Posted by grhomeboy in Arts Exhibitions Greece.

Retrospective on veteran master Panayiotis Tetsis captures artist’s expressive perception of Hydra island

The Tetsis exhibition at the historical Pavlos Koundouriotis Mansion on Hydra opened last week on the artist’s 82nd birthday. Open until September 15, it brings together both older and newer works by Tetsis that belong to collections.

Once, talking about his work, artist Panayiotis Tetsis said he wanted to express his homeland, the place where he had grown up, adding that all these years his eyes have been seeing the light that falls on Greece. No other words could give a better description of his series of works currently on display at the historical Pavlos Koundouriotis Mansion on Hydra.
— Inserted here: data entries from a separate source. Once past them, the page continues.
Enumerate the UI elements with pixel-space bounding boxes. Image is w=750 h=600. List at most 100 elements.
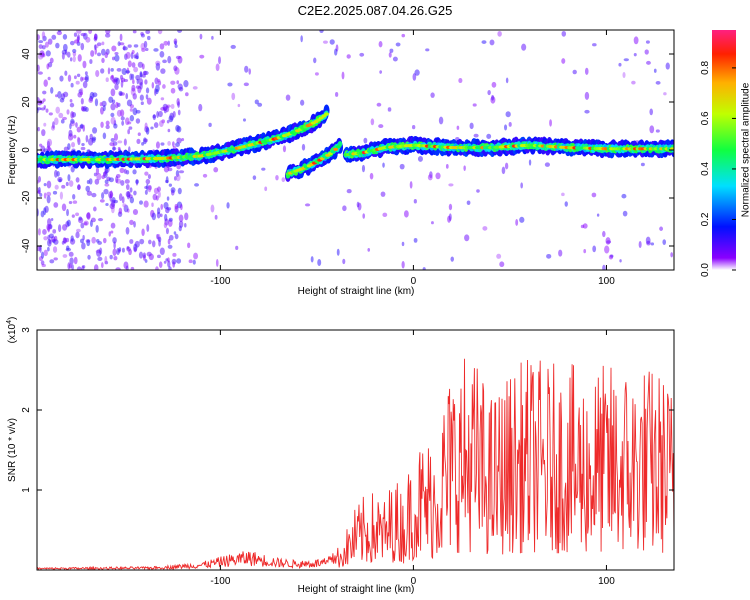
spectrogram-speckle — [82, 265, 86, 269]
spectrogram-speckle — [44, 41, 49, 48]
spectrogram-speckle — [55, 42, 60, 49]
spectrogram-speckle — [175, 173, 181, 182]
spectrogram-y-tick-label: -20 — [21, 190, 32, 205]
spectrogram-speckle — [61, 52, 65, 60]
spectrogram-speckle — [81, 242, 86, 250]
spectrogram-speckle — [655, 80, 661, 85]
spectrogram-speckle — [72, 55, 76, 63]
spectrogram-speckle — [357, 202, 362, 211]
spectrogram-speckle — [431, 221, 434, 225]
spectrogram-speckle — [401, 33, 406, 38]
spectrogram-speckle — [378, 41, 383, 48]
spectrogram-speckle — [97, 217, 104, 222]
spectrogram-speckle — [163, 260, 167, 264]
spectrogram-speckle — [160, 142, 165, 146]
spectrogram-speckle — [167, 128, 171, 133]
spectrogram-speckle — [93, 172, 98, 177]
spectrogram-speckle — [489, 39, 495, 46]
spectrogram-speckle — [178, 214, 184, 223]
spectrogram-speckle — [37, 53, 44, 60]
spectrogram-ridge-peak — [330, 150, 336, 154]
spectrogram-speckle — [97, 52, 102, 57]
spectrogram-speckle — [37, 126, 40, 132]
spectrogram-speckle — [387, 107, 392, 112]
spectrogram-speckle — [156, 254, 161, 259]
spectrogram-speckle — [77, 34, 80, 42]
spectrogram-speckle — [521, 43, 527, 51]
spectrogram-speckle — [62, 43, 68, 52]
spectrogram-speckle — [346, 188, 352, 194]
spectrogram-speckle — [558, 249, 563, 257]
spectrogram-speckle — [120, 116, 125, 121]
spectrogram-speckle — [215, 63, 220, 72]
spectrogram-speckle — [157, 30, 163, 35]
spectrogram-speckle — [650, 242, 655, 246]
spectrogram-speckle — [65, 181, 69, 187]
spectrogram-speckle — [101, 100, 107, 107]
spectrogram-speckle — [165, 207, 170, 214]
spectrogram-speckle — [103, 188, 109, 195]
spectrogram-speckle — [46, 63, 50, 70]
spectrogram-speckle — [79, 87, 84, 95]
spectrogram-speckle — [123, 138, 127, 146]
spectrogram-speckle — [125, 93, 129, 100]
spectrogram-speckle — [117, 140, 123, 144]
spectrogram-speckle — [76, 136, 80, 143]
spectrogram-speckle — [313, 57, 317, 64]
spectrogram-speckle — [192, 86, 198, 90]
spectrogram-speckle — [127, 60, 132, 68]
spectrogram-speckle — [76, 30, 82, 34]
spectrogram-speckle — [170, 187, 176, 193]
spectrogram-speckle — [133, 66, 139, 73]
spectrogram-speckle — [129, 187, 133, 193]
spectrogram-speckle — [53, 257, 58, 261]
spectrogram-speckle — [135, 55, 139, 60]
spectrogram-speckle — [153, 48, 159, 52]
spectrogram-speckle — [159, 120, 164, 128]
spectrogram-speckle — [47, 239, 52, 247]
spectrogram-speckle — [496, 253, 502, 259]
spectrogram-speckle — [141, 47, 146, 52]
spectrogram-speckle — [177, 101, 180, 108]
spectrogram-speckle — [141, 228, 145, 236]
spectrogram-speckle — [102, 132, 107, 140]
spectrogram-speckle — [49, 57, 54, 64]
spectrogram-ticks: -100 0 100 -40 -20 0 20 40 — [21, 30, 674, 287]
spectrogram-speckle — [166, 120, 170, 124]
spectrogram-speckle — [123, 79, 129, 83]
spectrogram-speckle — [45, 108, 49, 113]
spectrogram-speckle — [622, 210, 628, 217]
spectrogram-speckle — [38, 40, 44, 44]
spectrogram-speckle — [264, 186, 268, 192]
spectrogram-speckle — [100, 68, 105, 74]
spectrogram-speckle — [90, 217, 96, 223]
spectrogram-speckle — [59, 75, 64, 82]
snr-marks — [37, 358, 674, 570]
spectrogram-speckle — [108, 177, 114, 183]
spectrogram-speckle — [148, 239, 152, 245]
spectrogram-speckle — [466, 200, 471, 206]
spectrogram-speckle — [127, 129, 130, 135]
spectrogram-speckle — [62, 254, 68, 258]
spectrogram-speckle — [162, 59, 167, 64]
spectrogram-speckle — [369, 172, 374, 180]
spectrogram-speckle — [121, 67, 127, 76]
spectrogram-speckle — [37, 179, 40, 184]
spectrogram-speckle — [476, 189, 480, 193]
spectrogram-speckle — [181, 138, 185, 142]
spectrogram-speckle — [144, 171, 149, 176]
spectrogram-speckle — [142, 252, 146, 259]
spectrogram-speckle — [622, 71, 626, 79]
spectrogram-speckle — [210, 204, 215, 213]
spectrogram-speckle — [519, 216, 525, 223]
spectrogram-speckle — [100, 121, 104, 128]
spectrogram-speckle — [121, 196, 125, 204]
spectrogram-speckle — [649, 108, 654, 116]
spectrogram-speckle — [411, 124, 416, 130]
spectrogram-speckle — [125, 226, 130, 235]
spectrogram-speckle — [61, 240, 65, 245]
spectrogram-speckle — [592, 43, 597, 47]
spectrogram-speckle — [623, 58, 629, 62]
spectrogram-speckle — [414, 69, 420, 76]
spectrogram-speckle — [85, 36, 91, 43]
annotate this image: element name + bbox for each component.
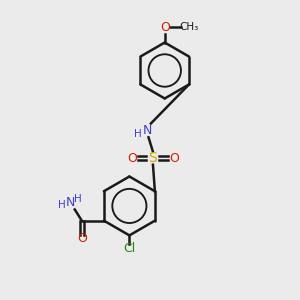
Text: H: H <box>58 200 66 210</box>
Text: O: O <box>127 152 137 165</box>
Text: H: H <box>134 129 142 139</box>
Text: O: O <box>169 152 179 165</box>
Text: S: S <box>148 151 157 165</box>
Text: N: N <box>142 124 152 137</box>
Text: Cl: Cl <box>123 242 136 255</box>
Text: O: O <box>77 232 87 245</box>
Text: H: H <box>74 194 82 204</box>
Text: O: O <box>160 21 170 34</box>
Text: N: N <box>65 196 75 209</box>
Text: CH₃: CH₃ <box>179 22 199 32</box>
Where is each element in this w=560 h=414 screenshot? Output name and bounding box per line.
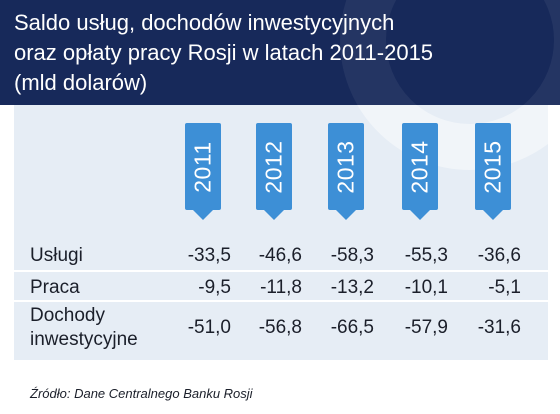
column-header: 2015 — [479, 139, 506, 194]
table-cell: -57,9 — [404, 317, 448, 338]
column-header: 2012 — [260, 139, 287, 194]
table-cell: -31,6 — [477, 317, 521, 338]
source-note: Źródło: Dane Centralnego Banku Rosji — [30, 386, 253, 401]
row-separator — [14, 270, 548, 272]
year-tag-2011: 2011 — [185, 123, 221, 220]
year-tag-2014: 2014 — [402, 123, 438, 220]
table-cell: -5,1 — [488, 277, 521, 298]
row-label-line: inwestycyjne — [30, 329, 138, 350]
title-line-2: oraz opłaty pracy Rosji w latach 2011-20… — [14, 40, 434, 65]
table-cell: -56,8 — [258, 317, 302, 338]
row-label: Usługi — [30, 244, 83, 266]
row-label-line: Dochody — [30, 305, 105, 326]
table-cell: -10,1 — [404, 277, 448, 298]
chart-title: Saldo usług, dochodów inwestycyjnych ora… — [14, 8, 544, 98]
table-cell: -11,8 — [260, 277, 302, 298]
row-separator — [14, 300, 548, 302]
table-cell: -13,2 — [330, 277, 374, 298]
row-label: Dochody inwestycyjne — [30, 304, 138, 352]
title-line-3: (mld dolarów) — [14, 70, 148, 95]
year-tag-2013: 2013 — [328, 123, 364, 220]
row-label: Praca — [30, 277, 80, 298]
header-banner: Saldo usług, dochodów inwestycyjnych ora… — [0, 0, 560, 105]
column-header: 2014 — [406, 139, 433, 194]
table-cell: -66,5 — [330, 317, 374, 338]
year-tag-2015: 2015 — [475, 123, 511, 220]
table-cell: -55,3 — [404, 244, 448, 266]
table-cell: -46,6 — [258, 244, 302, 266]
column-header: 2013 — [332, 139, 359, 194]
table-cell: -58,3 — [330, 244, 374, 266]
decorative-ring-panel — [340, 105, 548, 170]
title-line-1: Saldo usług, dochodów inwestycyjnych — [14, 10, 395, 35]
table-cell: -33,5 — [187, 244, 231, 266]
year-tag-2012: 2012 — [256, 123, 292, 220]
table-cell: -9,5 — [198, 277, 231, 298]
table-cell: -36,6 — [477, 244, 521, 266]
table-cell: -51,0 — [187, 317, 231, 338]
column-header: 2011 — [189, 140, 216, 193]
The exhibition opened last Friday, the day that Tetsis turned 82, in a festive setting and the presence of his friends.

For Tetsis, Hydra means much more than his own works. The island encapsulates his love for young artists, whom he used to welcome as an excellent host with homemade chickpea soup at the School of Fine Arts branch in the port, long walks by the wintry sea, traditional sweets, and bouquets made of rosemary and lemon-tree leaves, which Tetsis makes for his guests.

This affection is expressed in his work, whose content includes boats, capes and houses. The artist’s paintings, which adorn the mansion’s impressively crafted stone walls, are like snapshots of life on the island.

“Every now and then, the dangers that threaten Hydra do grow. Somebody wants to construct hotel facilities, uproot trees, and spoil the purity that’s been preserved, with difficulty, until today,” Tetsis said at the exhibition’s opening. “Nevertheless, concern for its preservation remains. But, for how much longer? This is the question that torments me,” he continued.

The exhibition’s opening was attended by younger-generation artists who consider Tetsis to be somewhat of a spiritual father. Apparently touched, Michalis Madenis stood proudly in one corner. The master offered words of love for Stefanos Daskalakis’s most recent show. Maria Filopoulou, Dafni Angelidou and Irini Iliopoulou stood at the seasoned artist’s side. Upright, in good spirits, and sincerely humble, Tetsis resembled a patriarchal figure of Greek art, with a warm embrace for all.

The exhibition, which runs through September 15, brings together both older and newer works by Tetsis. Combined, they present the profile of a significant artist with a penchant for color. His brush depicts the deep green of cypress trees, the sea’s dark fury and the fullness of the summer sun.